Bricks and Mortar by Clemens Meyer
London. Fitzcarraldo Editions. 2016 (©2013). 672 pages.
The phrase “bricks and mortar” refers to the real estate in an east German city, Meyer’s Leipzig, which is likewise the setting for his earlier novel, As We Dreamed. Since around 2000, this real estate has been controlled by a consortium of landlords who’ve profited nicely from their tenants’ rents.
It is the voice of one of these tenants talking to herself (not quite but very like interior monologue) that opens what will turn into a polyvocal chorus. It is 2010, and business is booming in the “nocturnal services” Babsi (her “stage name”) provides. Actually, she provides these services at any time of her choosing—she is totally her own boss as an independent contractor. She can even choose with whom she contracts because the two dominant landlords have come to a happy accommodation, with the city split between the Angels (Hell’s) and “the firm” (the “Old Man’s”), and she rents from the latter.
While we cannot speak for the Angels, we do know that the Old Man does nothing that is not absolutely aboveboard. Arnold Kraushaar (aka AK) has been called “pimp,” but “no, no,” he says. He simply rents apartments to women who have chosen the profession of prostitution. Prostitution was fully legitimized in 2002 by policymakers sagacious enough to foresee the resulting tax revenue windfall.
Chancellor Helmut Kohl had promised that unification would produce “blooming landscapes,” and this business has certainly flourished in the formerly poor East (under whose previous Communist regime prostitution did not, of course, exist) now that it has opened to the miracle of the market. Meyer illuminates this radical economic transformation with trenchant irony: AK was doing all right in the 1990s with his games arcades, but for real entrepreneurial success in this new economy he knew he needed new skills. What more fitting than an MBA, that capitalist credential par excellence?! His concentration on real estate and tax law enables him to serve his clientele much more rewardingly as a real-estate broker and income-tax advisor.
Many readers will be reminded of Döblin and Hubert Fichte, who explored similar shady milieus, but Meyer uses his to create what he calls a “mythology,” a lapidary allegory of contemporary capitalism. Everything is for sale—you can have just the woman (and services!) you want. You want Lolita? Here’s child labor at its criminally worst.

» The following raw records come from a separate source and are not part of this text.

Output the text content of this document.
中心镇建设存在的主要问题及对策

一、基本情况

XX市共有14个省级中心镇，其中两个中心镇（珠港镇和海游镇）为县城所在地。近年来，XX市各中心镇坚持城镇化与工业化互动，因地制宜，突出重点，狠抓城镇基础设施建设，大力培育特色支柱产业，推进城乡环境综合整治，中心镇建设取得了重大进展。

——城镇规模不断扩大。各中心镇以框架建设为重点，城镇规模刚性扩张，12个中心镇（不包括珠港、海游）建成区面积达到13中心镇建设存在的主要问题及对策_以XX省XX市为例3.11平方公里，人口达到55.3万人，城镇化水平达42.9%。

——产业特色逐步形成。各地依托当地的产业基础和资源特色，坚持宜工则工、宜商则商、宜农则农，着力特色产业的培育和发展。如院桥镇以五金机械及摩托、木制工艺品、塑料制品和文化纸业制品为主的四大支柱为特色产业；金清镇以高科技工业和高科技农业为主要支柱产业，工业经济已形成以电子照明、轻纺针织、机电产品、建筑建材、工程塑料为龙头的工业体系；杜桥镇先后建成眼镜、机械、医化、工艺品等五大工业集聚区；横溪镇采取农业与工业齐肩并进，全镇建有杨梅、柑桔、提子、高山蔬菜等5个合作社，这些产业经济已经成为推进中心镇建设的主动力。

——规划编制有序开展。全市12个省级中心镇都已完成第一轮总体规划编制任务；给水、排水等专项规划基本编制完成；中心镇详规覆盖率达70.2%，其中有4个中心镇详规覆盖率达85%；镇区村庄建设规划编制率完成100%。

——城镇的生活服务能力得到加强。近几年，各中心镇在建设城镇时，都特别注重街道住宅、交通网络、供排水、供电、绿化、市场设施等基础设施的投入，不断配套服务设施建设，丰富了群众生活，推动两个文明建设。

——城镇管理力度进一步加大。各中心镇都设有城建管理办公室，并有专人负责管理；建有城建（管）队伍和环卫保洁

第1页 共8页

There is no plot, but there is a clear development—the economic development of the former GDR is personified in the Entwicklungsroman of Arnold Kraushaar: his rise from shifty bit player in the demimonde to respectable real-estate baron, ascending via that MBA, a model mentor, political networking, and so on. And like those who know best, he’s learned that capitalism is most profitable when, instead of competing, you buy cooperation to monopolize a field.
While all the “tricks of the trade” prostitutes advertise (another of AK’s services) are described, there is no pornography here. With the conceit of prostitution as the quintessential expression of capitalism, though, Meyer savages all forms of exploitation with darkly perverse humor. As befits the span of subjects and voices, the language ranges from the arcana of high finance and law to the street argot of the underworld. This language plus all of Meyer’s wordplay make Katy Derbyshire’s translation of this shadowland symphony a positively gargantuan achievement.